No podía dejar que Lydia se sintiera mal, ¿verdad?

Pero, sorprendentemente, Lydia aceptó. -De acuerdo. Deja que Aquiles nos lleve de vuelta. -

Para ser honesta, ha sido un largo día en la junta general de accionistas y luego en el hospital. Clara también estaba cansada.

Así que no dijo más. -Bueno, Aquiles, tienes que llevarlas a casa sanas y salvas. -

-Sí. Lo sé. -

Aquiles, Lydia y Alejandra caminaron juntos hasta donde habían aparcado.

Y lo que ocurrió a continuación los dejó a todos boquiabiertos.

Guillén, que se había ido, apareció. Directamente se acercó y tiró de Alejandra a la carrera.

Y Alejandra se quedó completamente aturdida por esta repentina situación. Cuando ha podido reaccionar, la han metido en el coche. El coche se alejó del hotel.

-¡Maldita sea! -Lydia fue la primera en reaccionar. No pudo evitar maldecir.

-Mierda. ¡Guillén es demasiado valiente! -Incluso Aquiles parecía estupefacto.

-¡Qué tontería! ¡Ve tras él! -

Lydia lo arrastró hasta el coche. En ese momento, Clara se acercó. -Olvídalo. Deja que Alejandra hable con él. -

Hay cosas que tienen que hablar entre ellos.

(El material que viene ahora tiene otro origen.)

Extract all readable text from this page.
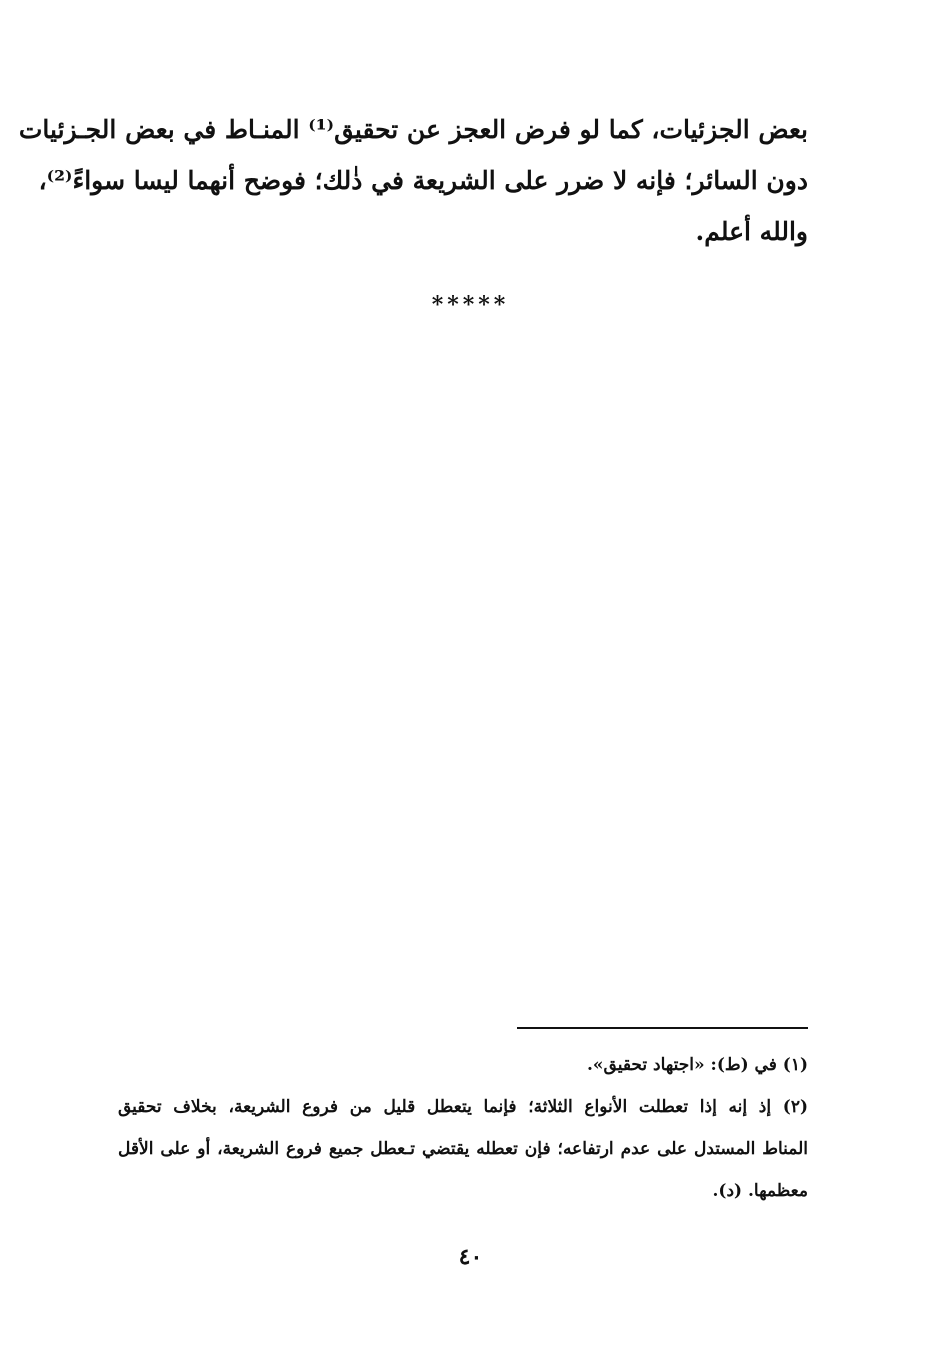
بعض الجزئيات، كما لو فرض العجز عن تحقيق⁽¹⁾ المنـاط في بعض الجـزئيات
دون السائر؛ فإنه لا ضرر على الشريعة في ذٰلك؛ فوضح أنهما ليسا سواءً⁽²⁾،
والله أعلم.
*****
(١) في (ط): «اجتهاد تحقيق».
(٢) إذ إنه إذا تعطلت الأنواع الثلاثة؛ فإنما يتعطل قليل من فروع الشريعة، بخلاف تحقيق
المناط المستدل على عدم ارتفاعه؛ فإن تعطله يقتضي تـعطل جميع فروع الشريعة، أو على الأقل
معظمها. (د).
٤٠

Nadie más puede ayudar.

-Vale.-

Aquiles frunció el ceño. -Cuñada. ¿Hay algo que no sepa? -

Clara sonrió. -Lo sabrás. -

Y entonces se dio la vuelta y se fue.

Aquiles sintió inexplicablemente que le ocultaban un secreto.

En realidad no estaba aislado. Pero se sentía mal porque todos lo sabían pero él no.

Lydia vio que seguía parado en el mismo lugar. Le dio un toque en el hombro y le instó -¿Por qué sigues ahí parado? Venga, vámonos. Ya es muy tarde. -

Aquiles retiró sus pensamientos y miró el coche de Antonio, que ya estaba lejos. Luego se dio la vuelta y se dirigió a su coche.

Clara miró la escena de la calle que desaparecía rápidamente fuera del coche. La luz saltó sobre su bonita cara, brillante y oscura.

Antonio la miró y le preguntó - ¿En qué estás pensando? -

-Pensando en ellos. -Clara giró la cabeza. Le dedicó una sonrisa. -Se gustaron. Pero no pueden estar juntos. Siempre pensé que era una pena. -

Suspiró y preguntó -¿De verdad no hay posibilidad de cambiar el compromiso de Guillén? -

Mientras esperaba el semáforo en rojo, Antonio se volvió a su lado. La miró profundamente. -Si hay posibilidad de cambio yo te ayudaré. Pero...-

-Esta vez no puedo hacer nada. -

No hay nada que Antonio no pueda hacer. Si lo hay, entonces no hay realmente ninguna manera.

Clara giró la cabeza para mirar de nuevo por la ventana. Había preocupación en sus ojos.

Temía que Guillén y Alejandra no abandonaran fácilmente esta relación infructuosa.